Se venden libres en las farmacias o las personas los adquieren en los mercados populares; tienen la capacidad incluso de comprarlos por unidades en vez de comprar por caja o el tratamiento completo (que no es menor a siete o 10 días). Lo pueden comprar por tres o cinco pastillas. Piensan que si se toman eso les baja la fiebre y lo dejan de tomar, cuando a lo mejor ni lo necesitan o lo necesitaban pero tomar el tratamiento completo.

Ese es el mayor problema en los países pobres porque hay mucha liberalidad en el acceso al antibiótico, mucha medicación y muchas veces los profesionales están menos conscientes de estos problemas y medican antibióticos muy poderosos cuando podrían comenzar por lo más sencillo: antibióticos que son más económicos, menos tóxicos.

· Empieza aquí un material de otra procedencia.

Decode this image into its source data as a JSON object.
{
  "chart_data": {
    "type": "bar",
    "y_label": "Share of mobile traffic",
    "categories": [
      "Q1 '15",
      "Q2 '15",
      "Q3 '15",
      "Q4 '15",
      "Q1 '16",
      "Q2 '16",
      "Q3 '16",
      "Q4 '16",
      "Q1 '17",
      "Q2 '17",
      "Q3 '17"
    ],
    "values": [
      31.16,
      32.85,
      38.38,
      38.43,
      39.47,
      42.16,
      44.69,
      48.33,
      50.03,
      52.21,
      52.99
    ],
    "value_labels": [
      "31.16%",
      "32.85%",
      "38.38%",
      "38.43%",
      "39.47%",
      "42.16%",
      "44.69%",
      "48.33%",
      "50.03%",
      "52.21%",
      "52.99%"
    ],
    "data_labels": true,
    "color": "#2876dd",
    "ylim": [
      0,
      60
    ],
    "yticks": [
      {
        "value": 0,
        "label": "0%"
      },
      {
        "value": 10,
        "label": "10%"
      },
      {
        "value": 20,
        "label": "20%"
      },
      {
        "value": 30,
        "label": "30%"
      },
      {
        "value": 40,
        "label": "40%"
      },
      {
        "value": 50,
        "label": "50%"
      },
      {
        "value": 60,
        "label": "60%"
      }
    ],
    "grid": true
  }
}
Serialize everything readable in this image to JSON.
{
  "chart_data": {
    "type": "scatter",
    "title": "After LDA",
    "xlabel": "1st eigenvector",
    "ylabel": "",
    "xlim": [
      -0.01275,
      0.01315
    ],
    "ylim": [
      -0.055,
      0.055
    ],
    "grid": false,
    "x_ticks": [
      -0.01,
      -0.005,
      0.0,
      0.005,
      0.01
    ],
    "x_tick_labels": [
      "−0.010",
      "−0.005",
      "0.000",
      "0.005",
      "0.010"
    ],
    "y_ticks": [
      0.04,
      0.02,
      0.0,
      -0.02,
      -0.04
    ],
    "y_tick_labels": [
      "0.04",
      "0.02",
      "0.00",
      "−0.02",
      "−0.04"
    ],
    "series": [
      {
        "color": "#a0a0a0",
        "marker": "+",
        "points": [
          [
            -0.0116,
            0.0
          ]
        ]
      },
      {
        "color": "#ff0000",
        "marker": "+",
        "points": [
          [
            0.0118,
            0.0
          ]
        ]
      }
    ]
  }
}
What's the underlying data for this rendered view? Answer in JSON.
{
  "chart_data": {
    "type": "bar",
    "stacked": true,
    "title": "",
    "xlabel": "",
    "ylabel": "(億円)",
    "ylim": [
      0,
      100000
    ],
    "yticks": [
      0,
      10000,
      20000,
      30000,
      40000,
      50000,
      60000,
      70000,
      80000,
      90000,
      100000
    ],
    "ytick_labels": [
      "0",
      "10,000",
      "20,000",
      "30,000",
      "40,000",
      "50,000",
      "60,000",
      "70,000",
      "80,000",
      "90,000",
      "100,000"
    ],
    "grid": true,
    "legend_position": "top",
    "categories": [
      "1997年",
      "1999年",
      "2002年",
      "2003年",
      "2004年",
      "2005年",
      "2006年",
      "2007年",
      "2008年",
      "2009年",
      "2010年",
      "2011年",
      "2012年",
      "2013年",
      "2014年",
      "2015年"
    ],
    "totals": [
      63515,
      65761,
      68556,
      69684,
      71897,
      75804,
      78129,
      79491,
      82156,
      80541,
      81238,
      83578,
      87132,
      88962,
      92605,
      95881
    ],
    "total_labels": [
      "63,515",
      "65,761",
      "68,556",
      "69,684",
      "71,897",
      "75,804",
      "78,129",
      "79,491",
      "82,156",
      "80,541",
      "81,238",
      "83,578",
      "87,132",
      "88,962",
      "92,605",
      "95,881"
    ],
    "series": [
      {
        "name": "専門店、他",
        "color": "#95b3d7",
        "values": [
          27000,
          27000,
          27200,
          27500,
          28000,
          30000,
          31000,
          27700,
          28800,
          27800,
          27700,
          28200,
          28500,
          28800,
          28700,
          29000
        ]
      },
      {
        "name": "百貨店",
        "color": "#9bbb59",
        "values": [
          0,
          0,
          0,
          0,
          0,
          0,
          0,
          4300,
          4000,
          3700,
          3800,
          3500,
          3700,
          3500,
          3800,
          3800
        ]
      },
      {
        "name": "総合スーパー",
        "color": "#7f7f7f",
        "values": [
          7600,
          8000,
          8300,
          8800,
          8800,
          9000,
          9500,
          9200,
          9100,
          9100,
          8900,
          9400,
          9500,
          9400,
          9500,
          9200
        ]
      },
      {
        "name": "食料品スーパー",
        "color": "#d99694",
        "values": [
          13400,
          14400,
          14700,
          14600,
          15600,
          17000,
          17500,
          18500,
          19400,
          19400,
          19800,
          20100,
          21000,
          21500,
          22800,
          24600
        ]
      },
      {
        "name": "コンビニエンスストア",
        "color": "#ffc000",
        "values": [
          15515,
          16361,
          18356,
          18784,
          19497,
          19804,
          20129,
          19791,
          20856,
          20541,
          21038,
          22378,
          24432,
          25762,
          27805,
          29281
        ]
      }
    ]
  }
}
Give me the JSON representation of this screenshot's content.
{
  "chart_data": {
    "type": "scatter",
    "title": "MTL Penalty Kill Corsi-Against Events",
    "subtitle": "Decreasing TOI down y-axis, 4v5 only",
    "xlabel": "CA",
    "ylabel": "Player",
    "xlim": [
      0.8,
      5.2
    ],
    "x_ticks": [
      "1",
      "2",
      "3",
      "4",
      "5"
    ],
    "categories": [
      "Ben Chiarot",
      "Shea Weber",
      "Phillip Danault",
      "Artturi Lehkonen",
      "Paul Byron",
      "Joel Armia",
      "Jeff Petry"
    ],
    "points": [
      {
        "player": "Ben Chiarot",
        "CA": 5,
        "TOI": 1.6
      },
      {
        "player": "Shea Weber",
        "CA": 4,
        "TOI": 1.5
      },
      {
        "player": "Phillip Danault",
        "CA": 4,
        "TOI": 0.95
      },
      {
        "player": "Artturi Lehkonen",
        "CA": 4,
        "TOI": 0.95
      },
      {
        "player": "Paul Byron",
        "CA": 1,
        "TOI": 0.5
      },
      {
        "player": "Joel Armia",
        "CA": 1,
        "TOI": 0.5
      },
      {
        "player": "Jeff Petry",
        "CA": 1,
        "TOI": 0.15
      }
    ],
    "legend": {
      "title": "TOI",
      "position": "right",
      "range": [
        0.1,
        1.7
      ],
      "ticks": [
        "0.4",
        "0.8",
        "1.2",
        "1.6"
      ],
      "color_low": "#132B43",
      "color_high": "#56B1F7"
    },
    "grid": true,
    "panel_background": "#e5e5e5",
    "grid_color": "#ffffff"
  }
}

Y muchas veces dan antibióticos para enfermedades que no necesitan antibióticos como las virales porque confunden que fiebre es igual que antibiótico.

¿Qué pueden hacer los Estados de nuestros países para evitar la resistencia antibiótica?

Lo que estamos haciendo con los ministerios de Salud es en primer lugar conociendo la situación específica de cada país en cuanto a la resistencia. Trabajando con los laboratorios, con gente de las secciones de infección hospitalaria que son los que ven el problema para que reporten, y compartan la información. Congresos como este (el Congreso Panamericano de Infectología) ayudan mucho a conocer la situación. Y por otro lado luego de conocer el problema, armar comisiones nacionales de trabajo que busquen todos estos distintos puntos dentro y fuera del sector salud.

Fuera del sector salud hay un uso grande de antibióticos; 80% de los antibióticos se usa en la crianza de animales, en la industria avícola, etcétera. Hay que ir por ahí porque ya se mete eso dentro de la cadena alimentaria y comienza a haber bacterias que desarrollan resistencia debido a ese uso en la cadena alimentaria.

¿Cuáles podrían ser las recomendaciones puntuales?

En el sector salud tres áreas: mejorar la vigilancia, adiestrar mejor al cuerpo médico para que aprenda a manejar mejor los antibióticos y con el público educarlo, formarlo, explicarle que tiene un arma preciosa que no la debe desperdiciar porque si no volveremos hacia atrás un siglo cuando no teníamos antibióticos. Lo más fuerte que hemos tenido en el siglo XX han sido los antibióticos y las vacunas, entonces no podemos perder eso.